The Supreme Court of Connecticut disagreed with the defendant and the Charron decision. Following Kerrigan v. Comm’r Pub. Health, it ruled that a tort victim’s same-sex spouse can sue the tortfeasor for lost consortium. This entitlement, it explained, is dictated by the fact that “society has come to accept the view that committed same sex couples who wish to marry are entitled to the same social and legal recognition as committed opposite sex couples who wish to marry.” The Court clarified, however, that an entitlement to consortium damages does not arise as a matter of course. To establish it, the spouse must affirmatively plead and subsequently prove that she and the victim “would have been married or in a civil union if they had not been barred from doing so under the laws of [the] state.”

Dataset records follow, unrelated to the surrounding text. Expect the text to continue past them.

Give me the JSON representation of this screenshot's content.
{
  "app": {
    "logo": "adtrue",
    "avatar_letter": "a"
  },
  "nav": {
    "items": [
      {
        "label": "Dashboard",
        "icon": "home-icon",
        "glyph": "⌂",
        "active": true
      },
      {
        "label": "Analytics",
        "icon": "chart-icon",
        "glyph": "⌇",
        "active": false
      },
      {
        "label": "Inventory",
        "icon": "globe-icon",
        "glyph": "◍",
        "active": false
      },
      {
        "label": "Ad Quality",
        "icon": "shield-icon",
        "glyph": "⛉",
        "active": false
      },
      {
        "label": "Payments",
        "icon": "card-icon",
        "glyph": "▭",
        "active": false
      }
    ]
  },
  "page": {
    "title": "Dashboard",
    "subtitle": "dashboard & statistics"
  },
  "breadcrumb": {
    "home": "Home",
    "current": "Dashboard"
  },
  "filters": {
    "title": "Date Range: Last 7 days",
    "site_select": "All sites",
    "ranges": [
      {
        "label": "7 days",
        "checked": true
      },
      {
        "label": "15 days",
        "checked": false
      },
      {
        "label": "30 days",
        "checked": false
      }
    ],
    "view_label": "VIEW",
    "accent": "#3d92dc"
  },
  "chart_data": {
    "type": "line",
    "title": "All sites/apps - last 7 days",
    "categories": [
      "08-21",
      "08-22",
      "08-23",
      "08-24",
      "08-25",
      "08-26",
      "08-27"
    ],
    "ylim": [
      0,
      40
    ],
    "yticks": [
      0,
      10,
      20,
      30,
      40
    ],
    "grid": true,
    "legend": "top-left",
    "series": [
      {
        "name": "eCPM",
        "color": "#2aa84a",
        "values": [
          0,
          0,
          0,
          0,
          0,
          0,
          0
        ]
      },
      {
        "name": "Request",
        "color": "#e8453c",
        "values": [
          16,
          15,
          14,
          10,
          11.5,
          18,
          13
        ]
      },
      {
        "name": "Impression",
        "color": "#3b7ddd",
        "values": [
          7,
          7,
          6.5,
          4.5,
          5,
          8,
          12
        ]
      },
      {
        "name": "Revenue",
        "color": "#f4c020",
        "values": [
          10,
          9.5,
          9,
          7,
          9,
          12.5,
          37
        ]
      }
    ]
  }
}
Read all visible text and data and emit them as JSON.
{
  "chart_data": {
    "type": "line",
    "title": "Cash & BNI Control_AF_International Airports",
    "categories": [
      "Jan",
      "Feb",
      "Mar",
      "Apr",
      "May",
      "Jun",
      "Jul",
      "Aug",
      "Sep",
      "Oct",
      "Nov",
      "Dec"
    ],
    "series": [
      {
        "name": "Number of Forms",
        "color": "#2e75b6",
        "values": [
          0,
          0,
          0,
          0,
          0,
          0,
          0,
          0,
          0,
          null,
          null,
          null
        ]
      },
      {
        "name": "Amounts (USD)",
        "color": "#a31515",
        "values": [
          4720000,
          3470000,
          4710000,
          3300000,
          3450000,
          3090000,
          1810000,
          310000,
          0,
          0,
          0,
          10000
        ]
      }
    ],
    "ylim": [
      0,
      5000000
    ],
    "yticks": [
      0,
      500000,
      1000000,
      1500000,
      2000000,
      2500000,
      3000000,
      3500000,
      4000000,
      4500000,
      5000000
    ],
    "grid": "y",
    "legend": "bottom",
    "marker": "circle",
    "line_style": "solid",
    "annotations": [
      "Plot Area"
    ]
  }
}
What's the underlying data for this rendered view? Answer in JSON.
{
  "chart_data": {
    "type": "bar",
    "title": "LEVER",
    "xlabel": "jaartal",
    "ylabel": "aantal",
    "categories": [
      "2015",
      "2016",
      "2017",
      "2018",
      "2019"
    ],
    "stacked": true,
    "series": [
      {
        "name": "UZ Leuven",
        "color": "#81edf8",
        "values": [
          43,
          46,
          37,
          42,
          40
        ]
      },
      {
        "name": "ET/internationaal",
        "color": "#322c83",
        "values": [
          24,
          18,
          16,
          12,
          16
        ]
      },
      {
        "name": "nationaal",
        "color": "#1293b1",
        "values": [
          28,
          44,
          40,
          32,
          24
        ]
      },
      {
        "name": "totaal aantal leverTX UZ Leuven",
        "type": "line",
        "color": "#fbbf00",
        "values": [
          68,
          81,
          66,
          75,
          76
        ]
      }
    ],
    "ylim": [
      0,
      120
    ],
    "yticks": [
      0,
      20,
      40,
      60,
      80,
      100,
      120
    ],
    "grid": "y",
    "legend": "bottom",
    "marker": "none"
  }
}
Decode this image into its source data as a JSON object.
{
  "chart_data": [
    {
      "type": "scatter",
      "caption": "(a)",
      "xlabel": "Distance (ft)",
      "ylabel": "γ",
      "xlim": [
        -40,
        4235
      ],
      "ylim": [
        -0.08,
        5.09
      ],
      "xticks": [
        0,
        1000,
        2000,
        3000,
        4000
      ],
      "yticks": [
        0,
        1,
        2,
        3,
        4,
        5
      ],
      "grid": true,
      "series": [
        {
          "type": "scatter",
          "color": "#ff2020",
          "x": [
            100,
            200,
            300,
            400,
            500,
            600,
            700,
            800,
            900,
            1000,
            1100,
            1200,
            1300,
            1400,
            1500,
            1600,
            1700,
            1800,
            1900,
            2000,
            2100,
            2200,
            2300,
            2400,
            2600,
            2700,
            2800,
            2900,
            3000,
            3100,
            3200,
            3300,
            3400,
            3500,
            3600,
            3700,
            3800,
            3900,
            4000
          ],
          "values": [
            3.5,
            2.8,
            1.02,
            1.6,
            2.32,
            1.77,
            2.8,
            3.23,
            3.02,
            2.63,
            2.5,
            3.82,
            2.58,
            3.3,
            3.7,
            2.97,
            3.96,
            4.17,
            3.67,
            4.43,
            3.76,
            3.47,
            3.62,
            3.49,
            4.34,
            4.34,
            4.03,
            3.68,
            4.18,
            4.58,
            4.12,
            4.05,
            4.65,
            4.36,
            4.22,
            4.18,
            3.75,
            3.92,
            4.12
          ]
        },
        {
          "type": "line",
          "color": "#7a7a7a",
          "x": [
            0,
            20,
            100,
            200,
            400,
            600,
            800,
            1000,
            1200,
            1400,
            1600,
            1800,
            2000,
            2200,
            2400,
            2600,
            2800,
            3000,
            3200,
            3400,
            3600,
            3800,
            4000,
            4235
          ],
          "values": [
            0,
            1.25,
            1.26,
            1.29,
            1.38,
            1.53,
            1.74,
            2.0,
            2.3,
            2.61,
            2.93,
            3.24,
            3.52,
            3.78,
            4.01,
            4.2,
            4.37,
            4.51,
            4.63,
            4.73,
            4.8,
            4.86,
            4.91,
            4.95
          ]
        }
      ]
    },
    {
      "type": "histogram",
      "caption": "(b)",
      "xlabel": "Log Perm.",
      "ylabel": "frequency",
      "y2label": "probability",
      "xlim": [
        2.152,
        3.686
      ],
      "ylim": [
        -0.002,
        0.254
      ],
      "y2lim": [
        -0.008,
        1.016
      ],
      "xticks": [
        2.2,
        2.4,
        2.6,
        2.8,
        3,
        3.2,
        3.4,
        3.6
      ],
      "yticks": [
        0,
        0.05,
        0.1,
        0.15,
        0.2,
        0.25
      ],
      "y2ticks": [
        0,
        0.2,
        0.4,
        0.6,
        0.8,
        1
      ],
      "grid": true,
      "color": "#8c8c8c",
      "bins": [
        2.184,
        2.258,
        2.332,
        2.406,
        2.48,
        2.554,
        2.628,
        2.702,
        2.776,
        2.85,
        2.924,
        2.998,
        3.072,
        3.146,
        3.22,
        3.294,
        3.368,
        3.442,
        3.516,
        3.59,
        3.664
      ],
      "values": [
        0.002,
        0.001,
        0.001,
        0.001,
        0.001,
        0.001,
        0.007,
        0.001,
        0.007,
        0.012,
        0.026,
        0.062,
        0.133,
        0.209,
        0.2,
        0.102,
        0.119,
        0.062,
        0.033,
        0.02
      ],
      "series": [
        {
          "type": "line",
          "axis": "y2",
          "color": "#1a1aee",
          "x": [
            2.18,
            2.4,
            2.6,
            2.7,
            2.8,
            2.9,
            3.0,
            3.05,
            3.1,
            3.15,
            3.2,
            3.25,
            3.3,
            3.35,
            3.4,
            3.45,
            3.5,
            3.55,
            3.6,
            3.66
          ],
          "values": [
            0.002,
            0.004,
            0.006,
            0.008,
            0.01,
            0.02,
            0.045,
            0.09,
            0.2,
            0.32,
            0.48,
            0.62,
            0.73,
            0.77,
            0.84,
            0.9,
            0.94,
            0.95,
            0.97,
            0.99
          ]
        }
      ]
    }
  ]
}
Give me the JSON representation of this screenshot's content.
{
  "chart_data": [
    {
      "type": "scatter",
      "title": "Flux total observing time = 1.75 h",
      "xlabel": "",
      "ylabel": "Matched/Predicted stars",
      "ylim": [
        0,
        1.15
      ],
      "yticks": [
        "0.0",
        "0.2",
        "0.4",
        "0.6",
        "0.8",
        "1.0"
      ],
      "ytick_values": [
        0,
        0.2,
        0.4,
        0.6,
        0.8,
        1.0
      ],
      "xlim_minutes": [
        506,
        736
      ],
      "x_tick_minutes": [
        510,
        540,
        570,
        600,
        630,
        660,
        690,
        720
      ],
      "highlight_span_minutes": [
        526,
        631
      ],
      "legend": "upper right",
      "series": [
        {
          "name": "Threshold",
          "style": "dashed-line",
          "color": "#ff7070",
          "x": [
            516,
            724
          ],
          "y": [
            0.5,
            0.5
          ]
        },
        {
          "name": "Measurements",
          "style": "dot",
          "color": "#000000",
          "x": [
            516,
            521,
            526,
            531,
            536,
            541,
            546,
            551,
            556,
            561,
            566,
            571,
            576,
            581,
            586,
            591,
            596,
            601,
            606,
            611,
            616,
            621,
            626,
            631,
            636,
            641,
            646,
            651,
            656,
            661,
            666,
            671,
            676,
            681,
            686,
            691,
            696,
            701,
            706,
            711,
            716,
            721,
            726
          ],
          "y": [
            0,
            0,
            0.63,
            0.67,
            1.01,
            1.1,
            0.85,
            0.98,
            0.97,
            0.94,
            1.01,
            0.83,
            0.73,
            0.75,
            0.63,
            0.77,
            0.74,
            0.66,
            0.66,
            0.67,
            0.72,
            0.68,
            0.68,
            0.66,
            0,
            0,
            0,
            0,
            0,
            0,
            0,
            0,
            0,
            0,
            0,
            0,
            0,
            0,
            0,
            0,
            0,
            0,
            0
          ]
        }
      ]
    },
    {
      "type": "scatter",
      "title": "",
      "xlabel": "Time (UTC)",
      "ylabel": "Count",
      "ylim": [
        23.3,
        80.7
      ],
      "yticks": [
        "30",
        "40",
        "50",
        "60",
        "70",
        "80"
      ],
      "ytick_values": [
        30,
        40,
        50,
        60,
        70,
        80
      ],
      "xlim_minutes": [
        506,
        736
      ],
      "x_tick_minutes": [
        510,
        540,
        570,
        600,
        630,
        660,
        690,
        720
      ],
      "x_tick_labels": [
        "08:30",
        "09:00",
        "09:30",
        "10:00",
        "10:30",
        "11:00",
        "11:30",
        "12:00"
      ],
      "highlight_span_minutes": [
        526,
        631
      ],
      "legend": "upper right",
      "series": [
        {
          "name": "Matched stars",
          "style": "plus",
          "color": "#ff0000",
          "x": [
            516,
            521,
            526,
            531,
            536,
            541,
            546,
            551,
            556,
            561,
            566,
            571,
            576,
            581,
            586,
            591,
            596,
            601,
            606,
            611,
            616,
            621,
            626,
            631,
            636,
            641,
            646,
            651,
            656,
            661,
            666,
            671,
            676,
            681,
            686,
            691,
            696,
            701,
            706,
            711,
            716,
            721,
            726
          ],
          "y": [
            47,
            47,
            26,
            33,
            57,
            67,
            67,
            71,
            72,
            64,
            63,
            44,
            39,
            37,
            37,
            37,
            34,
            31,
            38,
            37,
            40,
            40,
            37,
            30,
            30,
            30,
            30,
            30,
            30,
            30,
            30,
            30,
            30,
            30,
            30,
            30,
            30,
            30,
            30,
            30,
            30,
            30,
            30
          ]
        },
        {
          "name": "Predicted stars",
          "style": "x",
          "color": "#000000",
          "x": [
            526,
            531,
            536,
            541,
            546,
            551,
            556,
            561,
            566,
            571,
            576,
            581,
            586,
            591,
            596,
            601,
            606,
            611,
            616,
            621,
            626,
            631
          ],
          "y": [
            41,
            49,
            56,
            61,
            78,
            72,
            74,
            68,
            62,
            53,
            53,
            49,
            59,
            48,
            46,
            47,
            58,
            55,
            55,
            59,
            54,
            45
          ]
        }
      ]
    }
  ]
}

The Court gave no indications on how to prove this counterfactual scenario, but it seems safe to assume that evidence showing a stable and committed relationship that includes cohabitation will suffice. Under the post-Kerrigan regime, of course, compensation for lost consortium would only be recoverable by a married same-sex spouse.

This is a very good, well reasoned, and as I said at the outset, much anticipated decision.